Missouri is known for its rich and beautiful collection of natural habitats as well as for its complex and diverse geology. Since Shaw Nature Reserve sits at the juncture of several of these major Midwestern habitats, the diversity of both plant and animal life is great. This natural diversity provides an exceptional outdoor classroom for scholars and students as well as casual observers.

At the Reserve, the replicated prairie evokes images of buffalo and Native Americans as breezes ripple the sea of native grasses and forbs. Each spring, abundant woodlands burst forth with a multitude of native wildflowers while, later in the year, the same woodlands offer lush green shade, oases from the summer sun.

Wetlands, known for their splendid array of species, offer a close-up look at aquatic plant and animal life. Visitors to this special environment include great blue and little green herons, dragonflies and other fascinating creatures. The slopes, which are the watershed of the wetlands, are cloaked in flowery reconstructed prairie.

The many trails offer easy strolls and hikes that bring visitors in close contact with these habitats. One can explore for an hour or a day—the variety of trails offer many choices. Benches along the way provide resting spots for quiet meditation and observation of birds, butterflies and other wildlife as well as the seasonal parade of both flowering and non-flowering plants.

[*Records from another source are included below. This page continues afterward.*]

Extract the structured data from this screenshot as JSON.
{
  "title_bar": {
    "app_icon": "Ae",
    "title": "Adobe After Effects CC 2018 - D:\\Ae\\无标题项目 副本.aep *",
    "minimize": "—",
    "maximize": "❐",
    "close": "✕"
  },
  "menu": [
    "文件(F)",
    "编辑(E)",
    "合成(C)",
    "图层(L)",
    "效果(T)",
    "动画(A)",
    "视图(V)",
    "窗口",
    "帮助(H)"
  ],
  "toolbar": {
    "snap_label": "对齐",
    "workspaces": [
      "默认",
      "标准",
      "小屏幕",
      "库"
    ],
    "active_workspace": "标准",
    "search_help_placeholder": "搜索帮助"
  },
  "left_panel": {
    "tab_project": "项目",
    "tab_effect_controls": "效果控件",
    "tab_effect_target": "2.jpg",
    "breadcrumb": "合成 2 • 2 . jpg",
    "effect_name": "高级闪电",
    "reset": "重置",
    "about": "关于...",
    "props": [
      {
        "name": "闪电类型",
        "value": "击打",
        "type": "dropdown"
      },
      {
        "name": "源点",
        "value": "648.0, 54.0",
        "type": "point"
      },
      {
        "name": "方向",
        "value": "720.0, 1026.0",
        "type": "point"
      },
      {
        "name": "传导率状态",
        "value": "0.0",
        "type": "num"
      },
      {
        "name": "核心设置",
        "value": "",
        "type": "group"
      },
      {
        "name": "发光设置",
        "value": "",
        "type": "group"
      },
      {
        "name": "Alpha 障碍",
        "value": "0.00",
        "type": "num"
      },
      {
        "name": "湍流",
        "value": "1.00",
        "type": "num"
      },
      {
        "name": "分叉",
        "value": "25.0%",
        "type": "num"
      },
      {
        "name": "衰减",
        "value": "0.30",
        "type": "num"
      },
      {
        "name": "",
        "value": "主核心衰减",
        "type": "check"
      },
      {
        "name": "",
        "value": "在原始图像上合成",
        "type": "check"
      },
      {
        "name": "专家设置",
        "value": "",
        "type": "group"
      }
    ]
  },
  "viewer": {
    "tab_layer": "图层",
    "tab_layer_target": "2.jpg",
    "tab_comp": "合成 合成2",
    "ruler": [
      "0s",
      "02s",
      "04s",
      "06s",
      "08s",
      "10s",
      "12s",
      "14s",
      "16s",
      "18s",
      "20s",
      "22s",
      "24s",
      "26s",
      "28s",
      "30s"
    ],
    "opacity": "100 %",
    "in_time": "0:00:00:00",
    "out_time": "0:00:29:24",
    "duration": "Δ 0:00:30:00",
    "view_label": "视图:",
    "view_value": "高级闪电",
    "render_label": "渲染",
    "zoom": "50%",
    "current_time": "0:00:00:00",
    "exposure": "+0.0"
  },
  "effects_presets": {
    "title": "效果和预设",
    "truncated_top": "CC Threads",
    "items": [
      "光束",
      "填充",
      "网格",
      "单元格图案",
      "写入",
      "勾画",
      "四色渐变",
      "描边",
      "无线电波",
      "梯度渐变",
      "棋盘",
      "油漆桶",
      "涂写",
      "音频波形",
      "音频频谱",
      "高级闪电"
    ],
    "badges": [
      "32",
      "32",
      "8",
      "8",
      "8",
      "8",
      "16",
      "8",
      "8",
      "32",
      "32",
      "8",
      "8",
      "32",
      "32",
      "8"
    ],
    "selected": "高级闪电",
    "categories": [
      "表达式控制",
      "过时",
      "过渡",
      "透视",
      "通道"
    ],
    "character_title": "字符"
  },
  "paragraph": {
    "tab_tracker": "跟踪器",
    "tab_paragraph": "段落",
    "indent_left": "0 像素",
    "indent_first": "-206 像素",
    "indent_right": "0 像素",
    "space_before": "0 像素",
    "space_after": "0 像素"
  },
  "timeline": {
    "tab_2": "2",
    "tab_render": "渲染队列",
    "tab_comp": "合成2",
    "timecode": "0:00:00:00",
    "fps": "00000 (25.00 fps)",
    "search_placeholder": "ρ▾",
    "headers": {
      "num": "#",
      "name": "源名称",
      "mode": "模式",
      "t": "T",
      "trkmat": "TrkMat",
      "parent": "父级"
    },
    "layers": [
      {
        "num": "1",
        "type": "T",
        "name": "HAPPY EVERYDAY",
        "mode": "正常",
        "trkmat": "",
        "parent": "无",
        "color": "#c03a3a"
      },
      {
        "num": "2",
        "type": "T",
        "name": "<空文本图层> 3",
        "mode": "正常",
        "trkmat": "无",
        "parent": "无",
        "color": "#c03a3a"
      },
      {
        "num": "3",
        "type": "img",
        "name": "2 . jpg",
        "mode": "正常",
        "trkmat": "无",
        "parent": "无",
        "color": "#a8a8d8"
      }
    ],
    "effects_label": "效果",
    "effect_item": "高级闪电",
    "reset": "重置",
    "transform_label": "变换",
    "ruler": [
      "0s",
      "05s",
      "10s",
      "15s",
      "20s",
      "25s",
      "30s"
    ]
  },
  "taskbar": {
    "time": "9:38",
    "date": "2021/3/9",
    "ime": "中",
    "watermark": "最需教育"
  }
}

St. Louis is one of very few metropolitan regions that can boast of a 2,441-acre natural asset such as Shaw Nature Reserve so near its city-based parent organization, the world-famous Missouri Botanical Garden. This proximity allows easy access for children and adults alike to not only experience the natural beauty of our region but also to learn sound environmental stewardship through the Reserve’s numerous educational programs.

The Missouri Botanical Garden’s land purchase in 1925 began the legacy of Shaw Nature Reserve. Originally set up as a safe refuge for the plant collection from the smoke pollution of the 1920’s, its role in the community has evolved through the years. Shaw Nature Reserve has many roles—as a nature reserve, a place to walk and hike, and a good spot for relaxing and for studying nature. It has become a premier educational, research and habitat restoration and reconstruction site.

Over the years, tens of thousands of school children and adults have learned more about nature and the environment by observation and through the guidance of Shaw Nature Reserve’s educational and professional staff. Teachers themselves come to improve their teaching of ecological principles as well as to gain a greater appreciation of the natural world. In recognition of its worth as an educational resource, the Reserve was designated a National Environmental Education Landmark by the U.S. Secretary of the Interior in 1972.